Cash flow is the amount of money coming into your business versus the amount going out in a given time frame (week, month, quarter). Positive cash flow is receiving more cash through business activities than is paid out. If you are spending more than is received in a stated time frame, then the result is negative cash flow. Once in a while, this can be absorbed by reserves in the business. But regularly generating negative cash flow can cause businesses to fail.
Positive cash flow is vital to the success of any business. Read our top reasons for poor cash flow and what you can do to improve them in your business.
The first reason most businesses are low on cash is too little in profits. Profits from doing business are the most immediate source of cash in a company. If you are not reaching quality customers or are undercharging for your products, you are leaving money on the table.
Reevaluate your marketing efforts. Find out what is working and what you can cut out. Investigate new marketing tactics for your industry and focus on one or two to implement in your business plan. Align your pricing structure to remain competitive in your market. Consider a sliding pricing scale to attract new customers.
Steady income makes it simple to plan revenue and expenditure outlays, but not all businesses can rely on a regular income.

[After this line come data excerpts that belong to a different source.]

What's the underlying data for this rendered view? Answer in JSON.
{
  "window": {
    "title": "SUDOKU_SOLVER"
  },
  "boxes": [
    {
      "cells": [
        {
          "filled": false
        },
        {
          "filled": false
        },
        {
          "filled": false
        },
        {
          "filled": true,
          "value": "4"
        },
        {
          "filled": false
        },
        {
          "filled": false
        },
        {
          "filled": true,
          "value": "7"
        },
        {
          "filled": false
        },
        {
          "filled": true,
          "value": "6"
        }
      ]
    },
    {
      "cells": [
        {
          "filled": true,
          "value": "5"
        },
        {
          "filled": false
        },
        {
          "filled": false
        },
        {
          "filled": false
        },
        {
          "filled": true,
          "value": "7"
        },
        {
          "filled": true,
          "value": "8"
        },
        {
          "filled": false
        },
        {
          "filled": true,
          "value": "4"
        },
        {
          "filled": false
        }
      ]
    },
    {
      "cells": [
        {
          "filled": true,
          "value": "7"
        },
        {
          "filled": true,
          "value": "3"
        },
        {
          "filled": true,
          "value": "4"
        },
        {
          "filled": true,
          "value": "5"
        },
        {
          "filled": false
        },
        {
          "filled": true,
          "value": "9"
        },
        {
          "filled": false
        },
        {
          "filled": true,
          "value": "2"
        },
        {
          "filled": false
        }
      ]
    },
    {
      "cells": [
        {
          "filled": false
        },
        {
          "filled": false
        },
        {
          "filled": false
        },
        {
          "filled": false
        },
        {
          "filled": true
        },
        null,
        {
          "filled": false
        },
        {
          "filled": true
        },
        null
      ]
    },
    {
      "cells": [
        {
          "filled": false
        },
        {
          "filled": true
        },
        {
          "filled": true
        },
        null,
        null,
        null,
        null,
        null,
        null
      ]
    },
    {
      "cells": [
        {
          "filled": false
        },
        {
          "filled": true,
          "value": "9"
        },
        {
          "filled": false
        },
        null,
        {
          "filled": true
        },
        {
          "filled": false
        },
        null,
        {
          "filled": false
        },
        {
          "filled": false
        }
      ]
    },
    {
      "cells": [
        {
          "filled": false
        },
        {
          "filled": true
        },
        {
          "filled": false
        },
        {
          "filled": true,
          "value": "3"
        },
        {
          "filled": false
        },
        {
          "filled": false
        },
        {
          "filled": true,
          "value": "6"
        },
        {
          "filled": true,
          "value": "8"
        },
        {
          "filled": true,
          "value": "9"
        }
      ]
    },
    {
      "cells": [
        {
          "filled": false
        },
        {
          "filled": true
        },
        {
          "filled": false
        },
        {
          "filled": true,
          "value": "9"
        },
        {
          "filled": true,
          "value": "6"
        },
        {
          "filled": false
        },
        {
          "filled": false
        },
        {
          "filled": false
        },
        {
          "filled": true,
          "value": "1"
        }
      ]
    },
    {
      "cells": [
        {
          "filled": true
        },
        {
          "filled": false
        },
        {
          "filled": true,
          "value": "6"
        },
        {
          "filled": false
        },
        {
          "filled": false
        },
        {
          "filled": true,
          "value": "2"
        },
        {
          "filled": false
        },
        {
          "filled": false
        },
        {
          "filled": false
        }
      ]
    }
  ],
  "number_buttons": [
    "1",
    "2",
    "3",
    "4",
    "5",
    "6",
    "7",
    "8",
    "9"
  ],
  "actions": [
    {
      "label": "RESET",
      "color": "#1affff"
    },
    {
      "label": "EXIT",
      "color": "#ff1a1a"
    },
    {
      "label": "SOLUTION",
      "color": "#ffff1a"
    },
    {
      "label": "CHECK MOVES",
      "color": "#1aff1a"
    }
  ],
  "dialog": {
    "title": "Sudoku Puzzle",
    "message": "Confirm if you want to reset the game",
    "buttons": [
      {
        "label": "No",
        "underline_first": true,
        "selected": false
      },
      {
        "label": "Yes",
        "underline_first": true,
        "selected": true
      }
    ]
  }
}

In August of 2019, JPMorgan Chase Institute released findings indicating three significant reasons for irregular cash flow: erratic timing, volatile expenses, and sporadic revenues. Sometimes these can be anticipated, such as payment on a big contract, or they can be random, such as emergency equipment repair or replacement.
Sometimes it is necessary to secure short-term funding to cover cash flow deficits. Know your possible funding sources before you need them. Establishing a line-of-credit with your bank or other external funding source now can help cover future costs.
Investing in and growing your business would seem to lead to higher profits, but this is not always the case. Cash shortages result from having insufficient savings to cover the cost of increased outputs while waiting for increased revenue.
Plan for all future growth and ensure you have enough reserves. Forecast how long it will take to make a profit and have sufficient cash reserves to cover the period where spending outstrips income.
While inventory on hand is necessary for timely shipment of products, having too much can negatively impact your cash reserves. Storage costs increase, and this can also lead to waste if inventory expires or becomes otherwise unsaleable.
Ensure you have enough inventory on hand to cover projected sales without keeping a large backstock. Record and monitor inventory for use dates and timeliness.
Late payments are a major source of cash flow strain for businesses and a source of stress for business owners. They force your business to pay expenses before receiving revenues, keeping you short on cash. Sometimes, late payments are unavoidable, but other times they can be deliberate on your client’s part.
Make it as easy as possible for your clients to pay you on-time. Research what forms of payment are most widely used by your customers. Accept multiple methods of payment, such as ACH or credit card processing. By making it easier for clients to pay, they will have a greater incentive to pay on-time. If none of those tactics work, there are some lending options like invoice factoring that will buy your invoices from you (for a fee) to help improve your cash flow.
Without having a grasp of what a typical month looks like as far as income and expenditures, it is difficult to predict the future. Constantly reacting to funding situations takes time away from your profit creation activities.
Get ahead of possible cash flow problems by creating a cash flow statement. According to SCORE, a 12-month cash flow statement is a vital business document. By predicting when volatile revenue or expenditures will occur is key to planning and having enough cash on hand to cover large outputs. Plan cash flow 12 months in advance and update forecasts regularly.
Prioritize cash flow management to keep your business healthy and prepared for unexpected downturns in revenue or increased expenditures. Being aware of cash flow patterns in your business, predicting changes, and accelerating payments on accounts receivable can alleviate most chronic cash flow problems.